In an ordinary TRS-80, only three video line addressing bits (L1, L2, and L4) are sent to the character generator, and therefore only 8 lines can be generated per character. The fourth signal, L8, is instead sent as an input (Z26.12, after a delay through Z27) to the AND gate controlling the enable of the character-pixels shift register (Z10). This is what prevents the top four lines of the character being repeated in the bottom four lines of the 12-line character cell (and instead causes those four lines to be blank).

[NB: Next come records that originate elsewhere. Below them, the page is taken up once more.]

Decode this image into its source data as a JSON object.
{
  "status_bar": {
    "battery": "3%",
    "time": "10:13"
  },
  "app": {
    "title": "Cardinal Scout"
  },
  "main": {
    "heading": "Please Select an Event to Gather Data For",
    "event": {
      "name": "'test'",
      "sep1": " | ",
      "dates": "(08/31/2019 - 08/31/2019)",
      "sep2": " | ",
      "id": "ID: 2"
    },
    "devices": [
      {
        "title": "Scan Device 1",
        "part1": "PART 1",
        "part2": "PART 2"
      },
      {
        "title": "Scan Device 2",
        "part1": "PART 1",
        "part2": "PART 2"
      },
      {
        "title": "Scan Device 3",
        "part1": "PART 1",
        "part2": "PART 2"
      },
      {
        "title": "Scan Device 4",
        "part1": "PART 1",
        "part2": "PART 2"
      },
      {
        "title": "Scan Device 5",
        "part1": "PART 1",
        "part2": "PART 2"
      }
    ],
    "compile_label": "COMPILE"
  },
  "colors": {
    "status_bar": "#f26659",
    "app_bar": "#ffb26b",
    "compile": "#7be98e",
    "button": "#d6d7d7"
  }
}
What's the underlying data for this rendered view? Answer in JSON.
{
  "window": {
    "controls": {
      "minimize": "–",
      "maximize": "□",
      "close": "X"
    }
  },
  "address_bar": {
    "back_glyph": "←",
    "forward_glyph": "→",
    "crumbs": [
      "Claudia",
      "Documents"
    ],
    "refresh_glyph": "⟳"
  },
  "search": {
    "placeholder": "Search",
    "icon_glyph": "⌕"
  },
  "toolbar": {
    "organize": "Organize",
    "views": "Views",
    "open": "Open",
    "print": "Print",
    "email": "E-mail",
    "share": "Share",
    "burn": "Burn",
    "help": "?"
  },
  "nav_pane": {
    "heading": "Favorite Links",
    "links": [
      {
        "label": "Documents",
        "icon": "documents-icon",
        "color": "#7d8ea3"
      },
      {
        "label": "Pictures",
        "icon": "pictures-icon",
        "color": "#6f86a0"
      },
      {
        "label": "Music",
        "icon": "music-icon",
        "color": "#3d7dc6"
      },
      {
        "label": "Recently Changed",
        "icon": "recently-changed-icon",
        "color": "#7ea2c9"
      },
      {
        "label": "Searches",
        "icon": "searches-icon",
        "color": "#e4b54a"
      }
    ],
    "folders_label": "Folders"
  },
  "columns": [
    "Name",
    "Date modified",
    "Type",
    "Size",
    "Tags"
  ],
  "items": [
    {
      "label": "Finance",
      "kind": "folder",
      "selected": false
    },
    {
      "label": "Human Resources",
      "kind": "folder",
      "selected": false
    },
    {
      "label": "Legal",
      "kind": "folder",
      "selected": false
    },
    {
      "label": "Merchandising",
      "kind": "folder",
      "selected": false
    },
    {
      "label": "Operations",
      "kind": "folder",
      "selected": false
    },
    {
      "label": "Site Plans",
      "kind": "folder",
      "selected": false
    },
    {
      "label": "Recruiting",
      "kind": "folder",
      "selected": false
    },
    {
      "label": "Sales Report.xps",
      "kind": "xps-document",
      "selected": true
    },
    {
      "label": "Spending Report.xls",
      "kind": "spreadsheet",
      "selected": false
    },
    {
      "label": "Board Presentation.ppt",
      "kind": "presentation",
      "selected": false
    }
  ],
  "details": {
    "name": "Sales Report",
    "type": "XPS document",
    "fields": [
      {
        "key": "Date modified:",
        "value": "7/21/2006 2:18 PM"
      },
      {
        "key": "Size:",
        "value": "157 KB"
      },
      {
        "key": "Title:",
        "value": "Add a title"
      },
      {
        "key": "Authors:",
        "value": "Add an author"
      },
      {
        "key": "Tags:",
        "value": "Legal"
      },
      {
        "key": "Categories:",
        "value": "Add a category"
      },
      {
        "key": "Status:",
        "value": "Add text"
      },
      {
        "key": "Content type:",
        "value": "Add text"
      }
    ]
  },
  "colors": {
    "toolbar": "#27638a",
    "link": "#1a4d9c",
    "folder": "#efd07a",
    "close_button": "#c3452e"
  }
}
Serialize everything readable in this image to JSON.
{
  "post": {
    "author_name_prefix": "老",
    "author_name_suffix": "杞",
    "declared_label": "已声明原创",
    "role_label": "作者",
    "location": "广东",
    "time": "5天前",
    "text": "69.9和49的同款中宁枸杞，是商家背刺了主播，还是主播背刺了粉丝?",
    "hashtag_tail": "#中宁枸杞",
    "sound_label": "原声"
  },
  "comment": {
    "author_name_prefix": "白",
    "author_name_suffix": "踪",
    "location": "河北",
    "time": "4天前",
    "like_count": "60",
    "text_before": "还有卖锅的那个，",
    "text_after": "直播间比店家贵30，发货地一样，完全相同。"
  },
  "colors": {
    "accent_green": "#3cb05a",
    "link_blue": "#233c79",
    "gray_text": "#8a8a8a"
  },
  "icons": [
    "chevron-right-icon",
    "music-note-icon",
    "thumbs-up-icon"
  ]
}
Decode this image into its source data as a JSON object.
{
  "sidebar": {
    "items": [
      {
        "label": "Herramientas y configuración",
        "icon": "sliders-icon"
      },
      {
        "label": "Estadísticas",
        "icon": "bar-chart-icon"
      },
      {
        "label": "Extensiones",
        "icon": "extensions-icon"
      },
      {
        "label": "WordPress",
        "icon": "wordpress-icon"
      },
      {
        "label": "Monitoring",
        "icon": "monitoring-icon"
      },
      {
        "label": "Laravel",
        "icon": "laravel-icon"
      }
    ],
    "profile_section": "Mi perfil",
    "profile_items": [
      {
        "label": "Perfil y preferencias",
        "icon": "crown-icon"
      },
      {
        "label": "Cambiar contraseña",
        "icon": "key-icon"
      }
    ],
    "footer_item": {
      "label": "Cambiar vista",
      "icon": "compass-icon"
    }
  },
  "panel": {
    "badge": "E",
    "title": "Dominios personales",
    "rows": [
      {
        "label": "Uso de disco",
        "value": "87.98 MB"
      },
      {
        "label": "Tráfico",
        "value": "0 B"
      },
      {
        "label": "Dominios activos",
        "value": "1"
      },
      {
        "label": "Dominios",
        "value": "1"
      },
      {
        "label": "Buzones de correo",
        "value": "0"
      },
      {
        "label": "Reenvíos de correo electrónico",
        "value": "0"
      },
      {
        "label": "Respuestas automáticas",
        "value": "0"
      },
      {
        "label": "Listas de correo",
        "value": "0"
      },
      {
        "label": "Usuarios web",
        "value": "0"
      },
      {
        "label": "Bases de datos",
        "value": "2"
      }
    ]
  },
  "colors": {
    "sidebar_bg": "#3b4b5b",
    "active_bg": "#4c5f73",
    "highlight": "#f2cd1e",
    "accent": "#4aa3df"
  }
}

When the Gendon mod is done, L8 is removed from the shift-register's enable AND gate, and is instead sent to the EPROM to be used as a fourth video line address bit (A3 of the EPROM, pin 5). That allows the EPROM to generate 16 distinct lines per character (and it requires each character in the ROM to be 16 bytes away from neighboring characters), but the line addresses get reset to zero after 12 lines, so only 12 lines of data are ever used.
The other change is that an extra (sixth) bit is output from the EPROM (Q5, pin 15) and sent to the first-out bit on the shift register (Z10.14), which is normally connected to ground (and therefore normally causing the leftmost column of every character to be blank).
Together, those changes increase the ROM-controlled area of the character cell from 5x8 to the full 6x12 dimensions of the cell.